For rural hospitals, the AHA said, financial challenges present a greater risk. 

Rural hospitals serve as “economic anchors,” providing employment, buying from other local businesses and attracting new businesses. But they tend to have fewer patients, more of whom are on Medicare or Medicaid, which pays less than commercial insurance providers. The loss of a rural hospital is more than just the loss of healthcare access, the organization said. It could mean the loss of an area’s largest employer and consumer. 

The AHA is asking Congress to add $35 billion to President Joe Biden’s “American Rescue Plan.” Currently, there is no help for hospitals in the $1.9 trillion stimulus plan. But the AHA says that money is critical to hospitals’ and health care systems’ financial health. With only about $4.4 billion left in provider relief funds from the CARES Act, hospital organizations say any new stimulus package should include direct, targeted assistance. 

“While we appreciate the support and resources from Congress and the administration, many hospitals are severely struggling as Covid-19 continues to spread,”  the organization said in a statement.

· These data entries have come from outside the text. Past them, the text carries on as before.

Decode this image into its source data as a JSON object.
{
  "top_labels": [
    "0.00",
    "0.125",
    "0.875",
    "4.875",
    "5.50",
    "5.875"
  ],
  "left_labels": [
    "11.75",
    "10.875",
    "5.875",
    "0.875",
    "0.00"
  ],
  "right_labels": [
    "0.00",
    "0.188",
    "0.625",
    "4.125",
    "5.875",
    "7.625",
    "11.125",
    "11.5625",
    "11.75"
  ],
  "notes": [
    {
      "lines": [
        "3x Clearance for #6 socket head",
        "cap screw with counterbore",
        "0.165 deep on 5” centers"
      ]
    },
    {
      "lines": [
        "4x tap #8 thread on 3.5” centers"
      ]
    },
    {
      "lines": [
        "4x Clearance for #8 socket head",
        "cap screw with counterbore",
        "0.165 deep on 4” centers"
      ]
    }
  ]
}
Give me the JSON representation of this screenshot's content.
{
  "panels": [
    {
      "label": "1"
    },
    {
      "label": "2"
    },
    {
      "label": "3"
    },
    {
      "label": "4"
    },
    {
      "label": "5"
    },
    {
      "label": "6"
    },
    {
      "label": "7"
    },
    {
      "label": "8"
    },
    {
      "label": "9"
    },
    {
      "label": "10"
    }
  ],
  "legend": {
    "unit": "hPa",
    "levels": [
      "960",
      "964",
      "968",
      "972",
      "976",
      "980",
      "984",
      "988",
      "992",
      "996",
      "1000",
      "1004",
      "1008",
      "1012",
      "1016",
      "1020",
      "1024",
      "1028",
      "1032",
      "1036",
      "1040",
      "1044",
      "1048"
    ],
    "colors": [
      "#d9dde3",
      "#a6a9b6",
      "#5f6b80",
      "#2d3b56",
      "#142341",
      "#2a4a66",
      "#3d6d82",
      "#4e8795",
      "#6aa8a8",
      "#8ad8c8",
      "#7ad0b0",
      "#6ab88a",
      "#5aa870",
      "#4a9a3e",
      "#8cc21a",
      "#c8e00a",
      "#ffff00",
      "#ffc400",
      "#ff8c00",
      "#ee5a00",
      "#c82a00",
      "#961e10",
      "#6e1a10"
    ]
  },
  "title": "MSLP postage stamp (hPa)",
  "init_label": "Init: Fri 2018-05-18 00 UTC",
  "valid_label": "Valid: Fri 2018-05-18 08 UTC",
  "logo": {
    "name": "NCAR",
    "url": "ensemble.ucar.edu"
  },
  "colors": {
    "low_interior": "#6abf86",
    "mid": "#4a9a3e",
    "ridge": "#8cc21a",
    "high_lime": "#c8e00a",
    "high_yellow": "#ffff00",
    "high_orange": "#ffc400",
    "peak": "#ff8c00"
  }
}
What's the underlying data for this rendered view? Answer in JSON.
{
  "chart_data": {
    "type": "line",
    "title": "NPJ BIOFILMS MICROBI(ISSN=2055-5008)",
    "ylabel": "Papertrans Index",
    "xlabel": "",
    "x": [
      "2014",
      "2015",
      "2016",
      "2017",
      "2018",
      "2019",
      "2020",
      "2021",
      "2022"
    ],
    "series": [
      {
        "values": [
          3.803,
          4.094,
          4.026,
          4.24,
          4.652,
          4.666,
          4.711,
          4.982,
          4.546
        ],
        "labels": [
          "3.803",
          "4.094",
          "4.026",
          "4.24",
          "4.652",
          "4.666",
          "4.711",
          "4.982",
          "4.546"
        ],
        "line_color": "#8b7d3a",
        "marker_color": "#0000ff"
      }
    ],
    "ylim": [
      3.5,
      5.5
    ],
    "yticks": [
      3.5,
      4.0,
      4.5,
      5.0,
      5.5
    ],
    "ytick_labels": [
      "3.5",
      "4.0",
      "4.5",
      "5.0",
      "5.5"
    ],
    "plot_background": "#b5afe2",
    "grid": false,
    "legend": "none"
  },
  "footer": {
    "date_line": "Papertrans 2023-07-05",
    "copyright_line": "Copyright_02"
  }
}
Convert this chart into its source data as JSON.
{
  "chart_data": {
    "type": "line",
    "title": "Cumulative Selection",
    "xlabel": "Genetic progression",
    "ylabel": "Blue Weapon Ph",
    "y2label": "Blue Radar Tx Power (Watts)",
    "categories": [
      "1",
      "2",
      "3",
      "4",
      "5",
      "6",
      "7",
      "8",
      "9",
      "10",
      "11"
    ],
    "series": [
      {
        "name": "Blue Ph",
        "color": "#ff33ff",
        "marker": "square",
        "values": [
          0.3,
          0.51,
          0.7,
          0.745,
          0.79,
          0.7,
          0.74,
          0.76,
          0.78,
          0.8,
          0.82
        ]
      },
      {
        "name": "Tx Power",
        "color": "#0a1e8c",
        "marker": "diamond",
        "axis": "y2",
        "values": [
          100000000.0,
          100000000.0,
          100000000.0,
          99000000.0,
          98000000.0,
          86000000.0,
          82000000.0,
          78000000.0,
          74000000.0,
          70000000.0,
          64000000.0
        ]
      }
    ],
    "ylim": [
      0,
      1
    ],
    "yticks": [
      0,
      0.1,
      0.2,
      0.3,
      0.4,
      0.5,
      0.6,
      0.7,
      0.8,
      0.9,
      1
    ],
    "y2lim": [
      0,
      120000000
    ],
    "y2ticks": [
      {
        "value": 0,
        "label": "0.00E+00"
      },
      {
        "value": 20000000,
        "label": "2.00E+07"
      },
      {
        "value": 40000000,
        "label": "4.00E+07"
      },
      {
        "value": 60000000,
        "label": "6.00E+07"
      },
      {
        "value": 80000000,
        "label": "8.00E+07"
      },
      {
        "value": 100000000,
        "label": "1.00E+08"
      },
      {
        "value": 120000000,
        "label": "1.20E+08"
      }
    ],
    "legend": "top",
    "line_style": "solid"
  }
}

“ It is vitally important that America’s hospitals and health systems receive further support and resources to ensure that we can continue to deliver the critical care that our patients and communities are depending on while also ensuring that we are prepared for the continuing challenges we face from this ongoing pandemic.” 

That assistance could be all that keeps some rural hospitals afloat. According to the Chartis Center for Rural Health, more than 450 rural hospitals are at risk of closing, with 200 of them considered high risk. Last year, in the midst of the pandemic, 19 rural hospitals closed, exceeding 2019’s record 18 closures. Since 2005, 179 rural hospitals have closed. 

Most of those closures are in the south. Texas tops the list with 21 closures, with Tennessee (15 closures) and Georgia (8 closures) rounding out the top three. Kansas, Missouri, Oklahoma and North Carolina all have 7 closures each, while Alabama has 6 and Florida has 5. 

On February 10, the Chartis Center released its “Crises Collide: The Covid-19 Pandemic and the Rural Health Safety Net,” which found that the pandemic is adding to the financial stress rural hospitals are under. 

“All of the key metrics we track to assess the stability of the rural health safety net indicate that the situation for rural hospitals continues to be tenuous,” said Michael Topchik, National Leader at the Chartis Center. “Nearly half of all rural hospitals operate in the red; the speed with which closures are occurring has not abated; services are disappearing; and rural hospitals are struggling to provide the operational and financial resources required to adequately respond to Covid-19.”

In Kentucky, the state’s 68 rural hospitals make up more than half of all the hospitals in the commonwealth and employ more than 24,000 people. But the Kentucky Hospital Association estimates that between 16 and 28 of those hospitals were at risk of closure before the pandemic – between 16 and 41%of all rural hospitals in the state. Now, the association said, because of the pandemic, the financial outlook for those hospitals is even bleaker. 

The KHA said that Kentucky hospitals lost an estimated $2.6 billion in 2020 due to Covid-19. But federal relief funds covered less than half of that. 

Brock Slabach, senior vice president for member services at the National Rural Health Association (NRHA), said rural hospitals need better guidance from the federal government on how they are supposed to use those funds. 

During the Trump Administration, the Department of Health and Human Services changed how Provider Relief Funds were to be spent, sometimes after hospitals had already spent the money. 

“Many (rural hospitals) are troubled over lack of adequate guidance on the use of Provider Relief Funds and worried they may have to send large amounts of money back to the Federal Government,” Slabach said in an email interview.